The market is eagerly awaiting the rejigging in the MSCI. The index is a global composite index and considered a benchmark for fund allocation by passive funds like ETFs. That’s why the change in weightage of stocks in this leads to the inflow or outflow of funds from the stock.
Some shares are expected to be added, for some weightage will change, and some will get excluded. Basically, the inclusion and changes in weightage in the index depend on factors related to free float (How many shares are available for trading) and market capitalisation.
Let’s look at those shares. HAL is expected to become part of MSCI index. Morgan Stanley expects $175 mn inflow, Nuvama expects $190 mn inflow due to inclusion. This is expected after LIC sold its stake in the company.
Besides this, Max Health Care, Cummins India and Ashok Leyland are also expected to become part of a standard index from the small-cap index.

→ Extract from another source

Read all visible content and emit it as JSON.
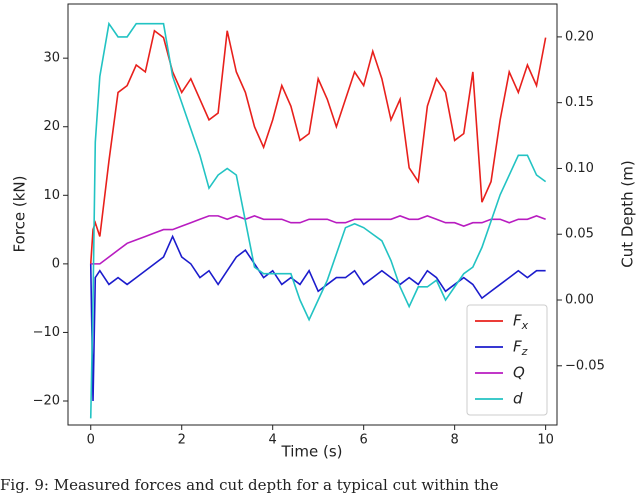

As per Morgan Stanley, Max Healthcare can have ($256Mn inflow), Cummins India ($141Mn inflow), and Ashok Leyland ($154Mn inflow). MSCI is a global index and inclusion in it leads to higher inflow in stocks.
Besides new inclusion, it is expected that for some companies weightage will be increased. For Kotak Mahindra Bank its foreign room is increased to 25%. Hence adjustment factor is increased from 0.5 to 1. It means higher weightage and inflow in the stock. Morgan Stanley expects $745Mn inflow. While IIFL estimates an inflow of $750Mn.
Except for Kotak, the weightage of Indigo and Samvardhan Motherson will also be increased as their promoters have sold their stake. Morgan Stanley believes Indigo will have an inflow of $28m while Samvardhan Motherson is estimated to witness an inflow of $18m.
Besides this Nuvama expects that Indus Tower might be excluded from the index and due to this there can be an outflow of $83 million from the stock.